7 de septiembre de 2010

El fin del camino I (Tercer premio del "II Certamen de Relatos Breves de Terror" de la Universidad de Burgos)

“La muerte es una quimera: porque

mientras yo existo, no existe la muerte;

y cuando existe la muerte,

ya no existo yo.”

Epicuro de Samos

Conocí esta historia por un periódico local. Era mi último año de carrera, estudiaba en Santiago y estaba dispuesto a regresar a mi ciudad natal; todos aquellos años en tierras gallegas me habían traído no pocos disgustos y, a pesar de estar embebido por sus calles, quería huir de allí, volver a Burgos y cambiar unas piedras por otras.

Aquella tarde, cuando leí la noticia, me di cuenta de lo cerca que estaba de Fisterra, y, alterando mi habitual rumbo de viaje, decidí visitarlo. En aquel momento no pensé ni por un instante en los jóvenes desaparecidos de la foto. Recogí un poco la habitación, me despedí con un simple “hasta luego” de mi compañera de piso y, maleta en mano –soy muy clásico–, me presenté en la estación.

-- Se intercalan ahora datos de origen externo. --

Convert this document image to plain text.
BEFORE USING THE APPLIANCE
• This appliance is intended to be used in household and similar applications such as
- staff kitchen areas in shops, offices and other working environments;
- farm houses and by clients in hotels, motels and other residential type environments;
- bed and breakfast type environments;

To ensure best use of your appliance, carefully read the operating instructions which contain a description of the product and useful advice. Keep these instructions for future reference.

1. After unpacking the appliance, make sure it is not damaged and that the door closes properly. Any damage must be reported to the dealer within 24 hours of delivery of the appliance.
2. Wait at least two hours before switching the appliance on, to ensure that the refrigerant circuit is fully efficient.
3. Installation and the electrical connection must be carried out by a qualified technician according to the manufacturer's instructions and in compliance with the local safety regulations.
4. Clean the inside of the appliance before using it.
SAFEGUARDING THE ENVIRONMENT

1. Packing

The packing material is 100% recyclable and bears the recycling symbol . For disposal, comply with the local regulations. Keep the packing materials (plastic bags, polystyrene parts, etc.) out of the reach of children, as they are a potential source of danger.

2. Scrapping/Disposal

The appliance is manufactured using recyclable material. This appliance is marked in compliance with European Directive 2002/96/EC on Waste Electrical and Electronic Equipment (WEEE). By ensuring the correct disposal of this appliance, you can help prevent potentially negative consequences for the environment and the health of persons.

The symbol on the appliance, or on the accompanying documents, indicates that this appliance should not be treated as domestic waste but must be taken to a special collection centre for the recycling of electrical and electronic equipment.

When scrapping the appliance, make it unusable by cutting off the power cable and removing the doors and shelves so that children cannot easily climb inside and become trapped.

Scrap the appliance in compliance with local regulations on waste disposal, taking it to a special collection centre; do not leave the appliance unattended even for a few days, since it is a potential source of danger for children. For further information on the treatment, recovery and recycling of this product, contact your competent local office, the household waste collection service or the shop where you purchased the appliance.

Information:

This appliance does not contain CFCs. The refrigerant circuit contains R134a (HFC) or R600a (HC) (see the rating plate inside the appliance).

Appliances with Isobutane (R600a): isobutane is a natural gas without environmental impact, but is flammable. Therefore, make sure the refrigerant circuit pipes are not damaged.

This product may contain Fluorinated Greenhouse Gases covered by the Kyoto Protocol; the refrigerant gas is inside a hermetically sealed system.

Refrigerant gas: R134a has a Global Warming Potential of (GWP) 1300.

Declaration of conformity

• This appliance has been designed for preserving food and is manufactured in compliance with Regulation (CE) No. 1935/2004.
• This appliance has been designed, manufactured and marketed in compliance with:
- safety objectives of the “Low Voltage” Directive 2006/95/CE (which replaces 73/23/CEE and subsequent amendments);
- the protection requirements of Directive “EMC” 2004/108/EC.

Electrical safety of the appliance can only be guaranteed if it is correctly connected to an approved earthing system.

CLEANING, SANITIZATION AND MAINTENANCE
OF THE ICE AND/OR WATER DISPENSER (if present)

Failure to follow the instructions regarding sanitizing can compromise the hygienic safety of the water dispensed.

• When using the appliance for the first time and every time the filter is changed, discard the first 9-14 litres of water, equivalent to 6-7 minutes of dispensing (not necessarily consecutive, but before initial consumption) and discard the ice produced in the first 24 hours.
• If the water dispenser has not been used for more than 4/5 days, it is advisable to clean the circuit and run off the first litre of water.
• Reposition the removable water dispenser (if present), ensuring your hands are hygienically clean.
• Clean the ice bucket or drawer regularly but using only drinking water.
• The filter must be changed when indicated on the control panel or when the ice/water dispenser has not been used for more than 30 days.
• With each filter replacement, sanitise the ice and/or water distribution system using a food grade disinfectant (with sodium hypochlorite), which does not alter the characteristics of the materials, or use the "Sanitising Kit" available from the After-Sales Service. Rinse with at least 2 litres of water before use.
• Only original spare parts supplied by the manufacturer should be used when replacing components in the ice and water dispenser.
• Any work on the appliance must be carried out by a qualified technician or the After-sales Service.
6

Cuando llegué a mi destino estaba lloviendo, y la temperatura descendía a siete grados. Fui a tomar una cerveza, y entonces volví a cruzarme con ellos, estaban en un cartel junto a la puerta del bar, la misma foto; esta vez sí pensé en sus desgraciadas vidas y en los sucesos que dieron por volatilizarles. Recordé lo que decía la prensa en portada: “Pareja desaparecida en extrañas circunstancias”; pero lo que realmente me interesó del asunto, y posiblemente me hizo recalar en el Mar de Fóra, estaba en el interior; era una columna cuyo epígrafe decía: “¿Mouras gallegas?”. Hacía referencia a las extrañas circunstancias, explícitamente y de manera que no podías menos que sentir escalofríos por todo el cuerpo, despertando en ellos esa atracción humana por lo arcano que tantas generaciones han materializado en multitud de creencias.

El artículo presentaba principalmente a una anciana, la vieja Orcabella (metonimia de “Orca da Vella”, el dolmen de la Vieja), divinidad de la naturaleza relacionada con la fertilidad y la muerte, que con sus ciento setenta y pico años se cansó de vivir y se enterró a sí misma junto con un pastor que le servía, después de años robando y comiendo niños cuando se le antojaba. Tenía el poder de volverse invisible, y con sólo mirar a los ojos o tocar con su mano ya exterminaba al más bigardo. Según contaban, el pastor no paraba de gritar desde su enterramiento prematuro, y a la llegada de varios paisanos para auxiliarle la tumba se llenó de culebras y serpientes que los espantaron para siempre. Moraba en el promontorio de Finisterre, y las leyendas circulan en torno a aquel antiguo sepulcro megalítico, en el cual se practicaban ritos paganos de fecundidad. La Iglesia, con objeto de cristianizar dichos rituales, trasladó esas prácticas a una capilla medieval cercana, la Ermita de San Guillerme, donde poder hacerlo seguros bajo la protectora mirada del Santo. Y es ahí donde entabla relación con la historia de los jóvenes desaparecidos, ya que los testimonios hablan de numerosas parejas que o bien conciben o bien perecen tras su visita a San Guillerme.

Con estos pensamientos la pinta no me sentó del todo bien, sospechando al cabo en un posible asesino con coartada mística… Tras la malta, recogí mis pertenencias y pregunté por un alojamiento. El mesonero, sin mucho entusiasmo, me ofreció su propia fonda, a la que el piso de arriba daba continuación. Viendo como me miraba decidí no rehusar. Por otro lado, no tenía mejor sitio adonde ir a pesar de que aquello no tenía ni la acuarela marinera de hospedaje; pero no conocía el pueblo y llovía a cantaros. Subimos por las escaleras y me instaló en la primera habitación, con ostensible desgana. El cuarto daba a la calle principal, se podían ver los barcos, el puerto y la lonja como en un cuadro de Turner recién pintado al que se le echara agua encima; se escurría la imagen hasta no quedar nada, tan sólo los destellos de las farolas sobre el negro lienzo de lino… La noche despuntaba y la vida seguía sin aparecer en las calles encharcadas. El lugar era frío y húmedo, el mesonero se había ido y mi viaje no tenía mucho sentido. Corrí las desvencijadas cortinas y me dispuse a descansar sobre la cama.